IndiGo's parent company, InterGloble Aviation, faced a different kind of reckoning. The airline was preparing to contest tax demands totaling more than Rs 1,666 crore across two assessment years—Rs 739.68 crore for the 2016-17 fiscal year and Rs 927.03 crore for 2017-18. The company had already filed appeals before the Commissioner of Income Tax, signaling a protracted legal battle with India's revenue authorities. Such disputes are not uncommon in the aviation sector, where tax treatment of various revenue streams and depreciation schedules can become contentious, but the magnitude of the demands underscored the scale of scrutiny IndiGo faced.

Liberty Shoes, a footwear manufacturer, was dealing with internal governance upheaval after the National Company Law Tribunal rejected a petition from its Executive Director, Adesh Kumar Gupta, seeking relief from certain filing requirements. The rejection cleared the way for his removal from the board, a move that suggested unresolved tensions within the company's leadership.

Infosys announced a strategic partnership with TK Elevator, the global lift and escalator manufacturer, to guide the company through digital transformation with a focus on artificial intelligence. The financial terms were not disclosed, but such collaborations typically involve multiyear engagements and substantial technical investment. For Infosys, it represented another win in the competitive market for enterprise AI consulting.

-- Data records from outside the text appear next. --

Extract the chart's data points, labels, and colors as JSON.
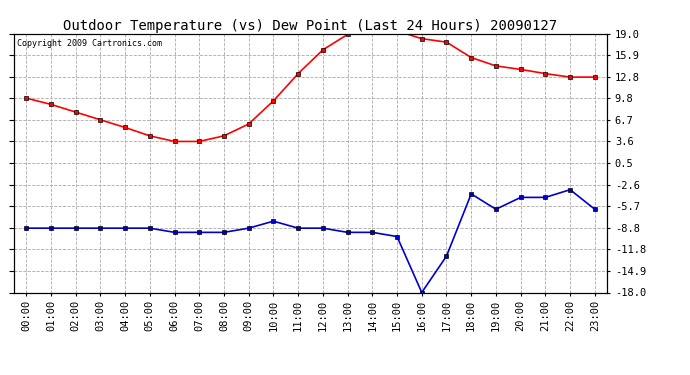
{
  "title": "Outdoor Temperature (vs) Dew Point (Last 24 Hours) 20090127",
  "copyright": "Copyright 2009 Cartronics.com",
  "x_labels": [
    "00:00",
    "01:00",
    "02:00",
    "03:00",
    "04:00",
    "05:00",
    "06:00",
    "07:00",
    "08:00",
    "09:00",
    "10:00",
    "11:00",
    "12:00",
    "13:00",
    "14:00",
    "15:00",
    "16:00",
    "17:00",
    "18:00",
    "19:00",
    "20:00",
    "21:00",
    "22:00",
    "23:00"
  ],
  "temp_data": [
    9.8,
    8.9,
    7.8,
    6.7,
    5.6,
    4.4,
    3.6,
    3.6,
    4.4,
    6.1,
    9.4,
    13.3,
    16.7,
    18.9,
    19.4,
    19.4,
    18.3,
    17.8,
    15.6,
    14.4,
    13.9,
    13.3,
    12.8,
    12.8
  ],
  "dew_data": [
    -8.8,
    -8.8,
    -8.8,
    -8.8,
    -8.8,
    -8.8,
    -9.4,
    -9.4,
    -9.4,
    -8.8,
    -7.8,
    -8.8,
    -8.8,
    -9.4,
    -9.4,
    -10.0,
    -18.0,
    -12.8,
    -3.9,
    -6.1,
    -4.4,
    -4.4,
    -3.3,
    -6.1
  ],
  "y_ticks": [
    19.0,
    15.9,
    12.8,
    9.8,
    6.7,
    3.6,
    0.5,
    -2.6,
    -5.7,
    -8.8,
    -11.8,
    -14.9,
    -18.0
  ],
  "ylim": [
    -18.0,
    19.0
  ],
  "temp_color": "#ff0000",
  "dew_color": "#0000cc",
  "bg_color": "#ffffff",
  "grid_color": "#aaaaaa",
  "title_fontsize": 10,
  "tick_fontsize": 7.5,
  "copyright_fontsize": 6
}
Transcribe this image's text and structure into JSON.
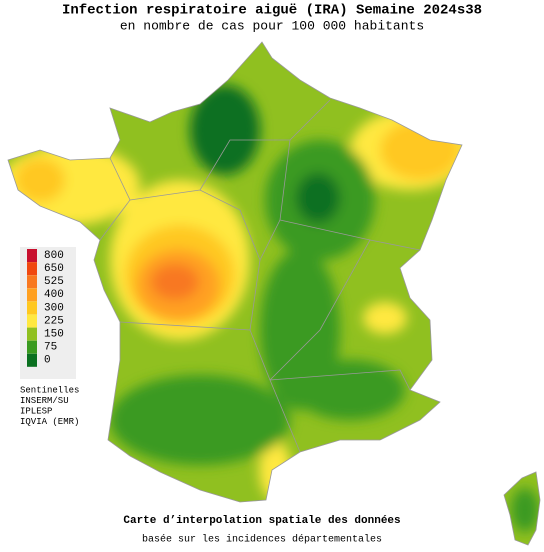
{
  "header": {
    "title": "Infection respiratoire aiguë (IRA) Semaine 2024s38",
    "subtitle": "en nombre de cas pour 100 000 habitants"
  },
  "legend": {
    "items": [
      {
        "label": "800",
        "color": "#c8102e"
      },
      {
        "label": "650",
        "color": "#f04810"
      },
      {
        "label": "525",
        "color": "#f87820"
      },
      {
        "label": "400",
        "color": "#ffa020"
      },
      {
        "label": "300",
        "color": "#ffc820"
      },
      {
        "label": "225",
        "color": "#ffe840"
      },
      {
        "label": "150",
        "color": "#90c020"
      },
      {
        "label": "75",
        "color": "#3a9a20"
      },
      {
        "label": "0",
        "color": "#0a7020"
      }
    ]
  },
  "sources": [
    "Sentinelles",
    "INSERM/SU",
    "IPLESP",
    "IQVIA (EMR)"
  ],
  "footer": {
    "caption": "Carte d’interpolation spatiale des données",
    "subcaption": "basée sur les incidences départementales"
  }
}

State Bank of India, the nation's largest lender, was preparing to raise interest rates on personal loans—unsecured lending that had become a focal point for regulators concerned about credit risk. The Reserve Bank of India had mandated higher risk weighting for unsecured loans, a regulatory move that would increase the capital banks must hold against such portfolios. SBI's chairman, Dinesh Khara, indicated the impact would be modest but measurable: a 2-3 basis point hit to the bank's net interest margin. For borrowers, it meant higher costs ahead; for the bank, it meant adjusting pricing to offset regulatory headwinds.

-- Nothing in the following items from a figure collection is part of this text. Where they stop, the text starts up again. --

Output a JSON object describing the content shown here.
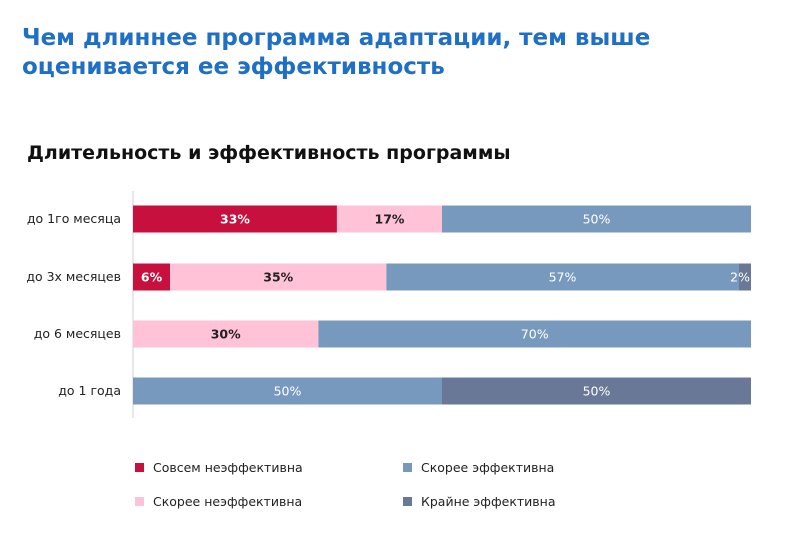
{
  "headline": "Чем длиннее программа адаптации, тем выше оценивается ее эффективность",
  "chart_data": {
    "type": "bar",
    "orientation": "horizontal",
    "stacked": true,
    "title": "Длительность и эффективность программы",
    "xlabel": "",
    "ylabel": "",
    "xlim": [
      0,
      100
    ],
    "grid": false,
    "legend_position": "bottom",
    "categories": [
      "до 1го месяца",
      "до 3х месяцев",
      "до 6 месяцев",
      "до 1 года"
    ],
    "series": [
      {
        "name": "Совсем неэффективна",
        "color": "#c8103e",
        "label_color": "#ffffff",
        "values": [
          33,
          6,
          0,
          0
        ],
        "labels": [
          "33%",
          "6%",
          "",
          ""
        ]
      },
      {
        "name": "Скорее неэффективна",
        "color": "#ffc2d6",
        "label_color": "#222222",
        "values": [
          17,
          35,
          30,
          0
        ],
        "labels": [
          "17%",
          "35%",
          "30%",
          ""
        ]
      },
      {
        "name": "Скорее эффективна",
        "color": "#7899be",
        "label_color": "#ffffff",
        "values": [
          50,
          57,
          70,
          50
        ],
        "labels": [
          "50%",
          "57%",
          "70%",
          "50%"
        ]
      },
      {
        "name": "Крайне эффективна",
        "color": "#687896",
        "label_color": "#ffffff",
        "values": [
          0,
          2,
          0,
          50
        ],
        "labels": [
          "",
          "2%",
          "",
          "50%"
        ]
      }
    ]
  }
}
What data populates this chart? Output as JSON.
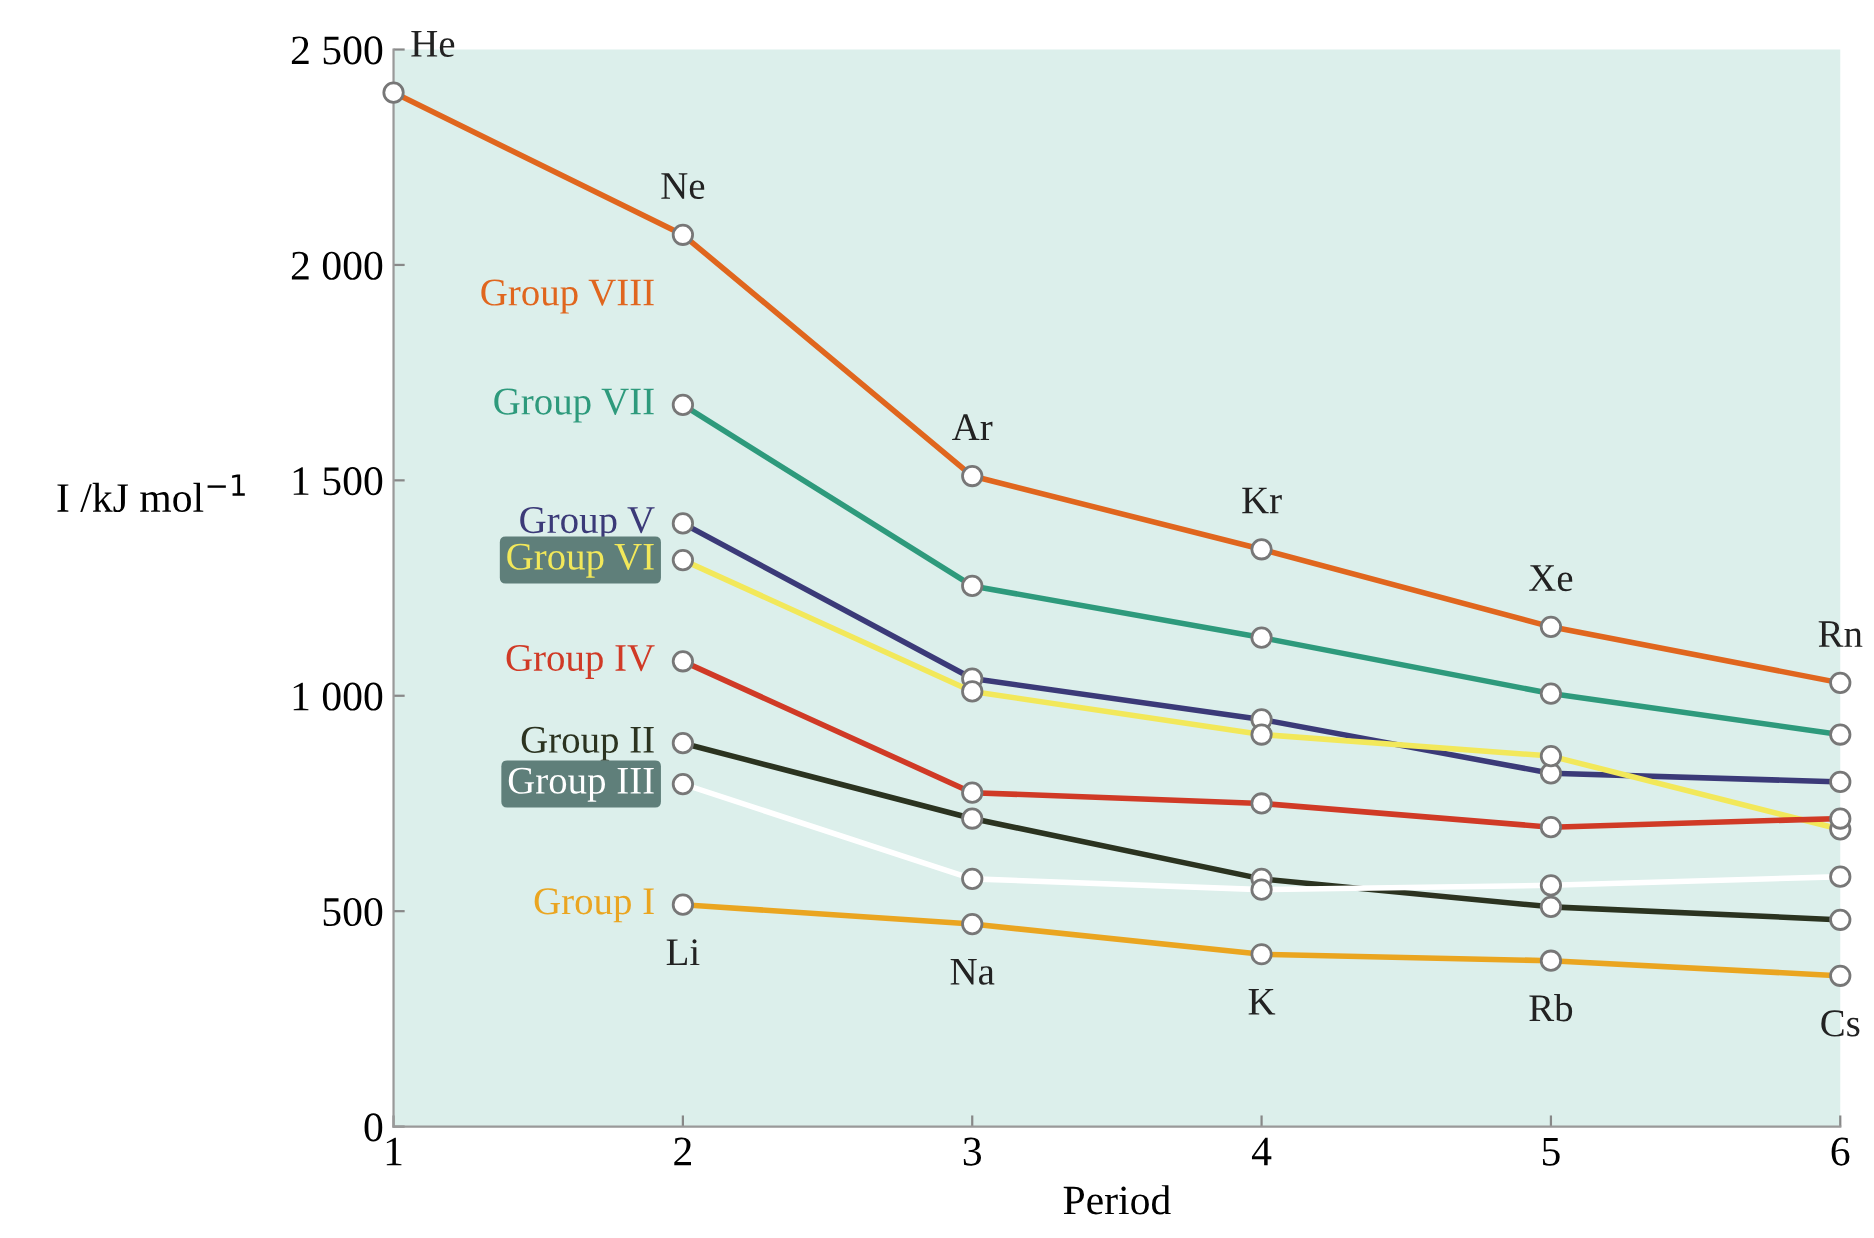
{
  "chart_data": {
    "type": "line",
    "xlabel": "Period",
    "ylabel": "I /kJ mol$^{−1}$",
    "x": [
      1,
      2,
      3,
      4,
      5,
      6
    ],
    "xlim": [
      1,
      6
    ],
    "xticks": [
      1,
      2,
      3,
      4,
      5,
      6
    ],
    "ylim": [
      0,
      2500
    ],
    "yticks": [
      0,
      500,
      {
        "value": 1000,
        "label": "1 000"
      },
      {
        "value": 1500,
        "label": "1 500"
      },
      {
        "value": 2000,
        "label": "2 000"
      },
      {
        "value": 2500,
        "label": "2 500"
      }
    ],
    "grid": false,
    "legend": false,
    "marker": "circle",
    "line_style": "solid",
    "series": [
      {
        "name": "Group VIII",
        "color": "#e0661e",
        "values": [
          2400,
          2070,
          1510,
          1340,
          1160,
          1030
        ]
      },
      {
        "name": "Group VII",
        "color": "#2e9a7c",
        "values": [
          null,
          1675,
          1255,
          1135,
          1005,
          910
        ]
      },
      {
        "name": "Group V",
        "color": "#3b3a78",
        "values": [
          null,
          1400,
          1040,
          945,
          820,
          800
        ]
      },
      {
        "name": "Group VI",
        "color": "#f2e85a",
        "values": [
          null,
          1315,
          1010,
          910,
          860,
          690
        ]
      },
      {
        "name": "Group IV",
        "color": "#d03a26",
        "values": [
          null,
          1080,
          775,
          750,
          695,
          715
        ]
      },
      {
        "name": "Group II",
        "color": "#2b3320",
        "values": [
          null,
          890,
          715,
          575,
          510,
          480
        ]
      },
      {
        "name": "Group III",
        "color": "#ffffff",
        "values": [
          null,
          795,
          575,
          550,
          560,
          580
        ]
      },
      {
        "name": "Group I",
        "color": "#eaa520",
        "values": [
          null,
          515,
          470,
          400,
          385,
          350
        ]
      }
    ],
    "annotations": [
      {
        "text": "He",
        "x": 1,
        "y": 2400
      },
      {
        "text": "Ne",
        "x": 2,
        "y": 2070
      },
      {
        "text": "Ar",
        "x": 3,
        "y": 1510
      },
      {
        "text": "Kr",
        "x": 4,
        "y": 1340
      },
      {
        "text": "Xe",
        "x": 5,
        "y": 1160
      },
      {
        "text": "Rn",
        "x": 6,
        "y": 1030
      },
      {
        "text": "Li",
        "x": 2,
        "y": 515
      },
      {
        "text": "Na",
        "x": 3,
        "y": 470
      },
      {
        "text": "K",
        "x": 4,
        "y": 400
      },
      {
        "text": "Rb",
        "x": 5,
        "y": 385
      },
      {
        "text": "Cs",
        "x": 6,
        "y": 350
      }
    ]
  }
}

The increase in risk weighting for unsecured loans will have an impact of 2-3 basis points on SBI's net interest margin
— Dinesh Khara, SBI Chairman
The Hearth Conversation Another angle on the story
Inventor

Why does a single day's stock watch matter? These seem like scattered corporate events.

Model

Because they're not scattered—they're a snapshot of where Indian capital is flowing and what regulators are watching. Honasa's turnaround tells you the beauty e-commerce story is real. IndiGo's tax fight tells you the airline sector is under pressure. Together, they're the market's nervous system.

Inventor

The Honasa numbers look strong. Is that enough to move the stock?

Model

It depends on expectations. If investors had written off the company, yes—a swing from loss to Rs 29 crore profit is a signal. But 21 percent revenue growth is solid, not explosive. The real question is whether the company can sustain margins as it scales.

Inventor

What about IndiGo's tax dispute? Is Rs 1,666 crore a death blow?

Model

Not necessarily. Airlines operate on thin margins, so it's painful, but the company is contesting it through appeals. These disputes can take years. What matters is whether the underlying business—flying people—remains sound.

Inventor

Why would SBI raise rates on personal loans now?

Model

Because the central bank told them to. Higher risk weighting means SBI has to hold more capital against those loans. To make the math work, they raise rates. It's a regulatory squeeze passed to the customer.

Inventor

So the reader should watch these stocks because?

Model

Because they're the companies that will either adapt to these pressures or struggle. Honasa is adapting. IndiGo is fighting. SBI is adjusting. That's the story—not the events themselves, but how companies respond.